01 September 2012

On Twitter Grig Gheorghiu posed a number of questions about monitoring tools and what he wants in a monitoring tool. This is my attempt at describing what my setup looks like or has looked like in the past.

1. Metrics acquisition / performance trending

I use Ganglia to collect all my metrics including string metrics. Base installation for Ganglia Gmond will give you over 100 metrics. There are a number of Python modules that are disabled by default like mySQL, Redis that you can easily enable and get more. If you need even more you can check out these to Github repositories.

Don’t worry about sending too many metrics. I have hosts that send in excess of 1100 metrics per host. Ganglia can handle it so don’t be shy :-). Also when I say all metrics go into Ganglia I mean EVERYTHING. If I want to alert on it it will be in Ganglia so I have things like these

  • NTP time offset

  • What version is particular key piece of software on e.g. deploy ID 123af58

  • Memory utilization/CPU utilization for key daemon processes

  • Number of failed disks in a RAID array

  • Application uptime

  • Etc.

2. Alerting

I use Nagios or Icinga for alerting. I don’t really use any Nagios plugins as all the checks are driven by data coming out of Ganglia. I have written a post in the past about why you should use your trending data for alerting which you can read for some background. About a year ago Ganglia/Nagios integration has been added to Ganglia Web which makes a number of things much easier so for example I have

  • A single check that checks all hosts in the cluster for failed disk in a RAID array

  • A single check that checks whether time is within certain offset on all hosts ie. to make sure NTP is actually running

  • A single check that makes sure version of deployed code is the same everywhere

  • A single check for all file systems on a local system with each file system having their own thresholds

  • A single check for elevated rates of TCP errors - useful to get a quick idea if things are globally slow, affecting a certain set of hosts in a geographic area or an individual host

Beauty in having all of the metric data in Ganglia is that you can also get creative by writing custom checks that have your own user specified logic e.g.

  • Alert me only if 20% of my data nodes are down e.g. in architectures where you can withstand few nodes failing

In addition I recommend adding as much context to alerts as possible so that you get as much as information in alert as possible.

I also heavily utilize something I wrote called the alerting controller

https://github.com/vvuksan/alerting-controller

Which allows you easily enable/disable/schedule downtime for services in Nagios e.g. disable process alive check for configuration servlet on all hosts while we are doing an upgrade etc. In addition I have a tab with Naglite opened up most of the time to check on any outstanding alerts.
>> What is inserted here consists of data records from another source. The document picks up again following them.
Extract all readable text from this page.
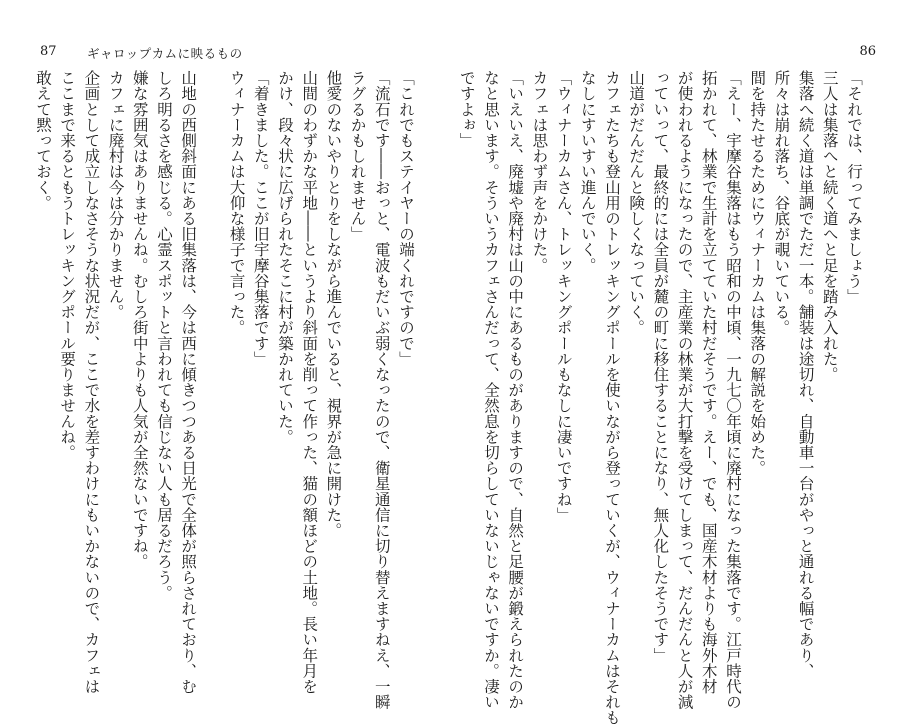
87 ギャロップカムに映るもの
「これでもステイヤーの端くれですので」
「流石です――おっと、電波もだいぶ弱くなったので、衛星通信に切り替えますねえ、一瞬
ラグるかもしれません」
他愛のないやりとりをしながら進んでいると、視界が急に開けた。
山間のわずかな平地――というより斜面を削って作った、猫の額ほどの土地。長い年月を
かけ、段々状に広げられたそこに村が築かれていた。
「着きました。ここが旧宇摩谷集落です」
ウィナーカムは大仰な様子で言った。

山地の西側斜面にある旧集落は、今は西に傾きつつある日光で全体が照らされており、む
しろ明るさを感じる。心霊スポットと言われても信じない人も居るだろう。
嫌な雰囲気はありませんね。むしろ街中よりも人気が全然ないですね。
カフェに廃村は今は分かりません。
企画として成立しなさそうな状況だが、ここで水を差すわけにもいかないので、カフェは
ここまで来るともうトレッキングポール要りませんね。
敢えて黙っておく。
86
「それでは、行ってみましょう」
三人は集落へと続く道へと足を踏み入れた。
集落へ続く道は単調でただ一本。舗装は途切れ、自動車一台がやっと通れる幅であり、
所々は崩れ落ち、谷底が覗いている。
間を持たせるためにウィナーカムは集落の解説を始めた。
「えー、宇摩谷集落はもう昭和の中頃、一九七〇年頃に廃村になった集落です。江戸時代の
拓かれて、林業で生計を立てていた村だそうです。えー、でも、国産木材よりも海外木材
が使われるようになったので、主産業の林業が大打撃を受けてしまって、だんだんと人が減
っていって、最終的には全員が麓の町に移住することになり、無人化したそうです」
山道がだんだんと険しくなっていく。
カフェたちも登山用のトレッキングポールを使いながら登っていくが、ウィナーカムはそれも
なしにすいすい進んでいく。
「ウィナーカムさん、トレッキングポールもなしに凄いですね」
カフェは思わず声をかけた。
「いえいえ、廃墟や廃村は山の中にあるものがありますので、自然と足腰が鍛えられたのか
なと思います。そういうカフェさんだって、全然息を切らしていないじゃないですか。凄い
ですよぉ」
https://github.com/saz/Naglite3

3. Notifications

Beyond just alerting I am always interested to see what is happening with the infrastructure so we can act proactively. For that purpose I use IRC and a modified version of NagiosBot which sends echoes following things to the channel

  • Nagios alerts (same script that adds context to alerts above) - helpful for quick team coordination

  • Dynect DNS zone changes - those may be “invisible” so good idea to track

  • Zendesk tickets - anyone can handle support requests

  • Twitter mentions of a particular keyword

  • Application configuration changes e.g. new version of the code deployed or in progress

  • Severe Application errors - short summary of an error and which node it occured on

Closing

This is by no means an exhaustive list and this may not be the best way to do things but it does work for me.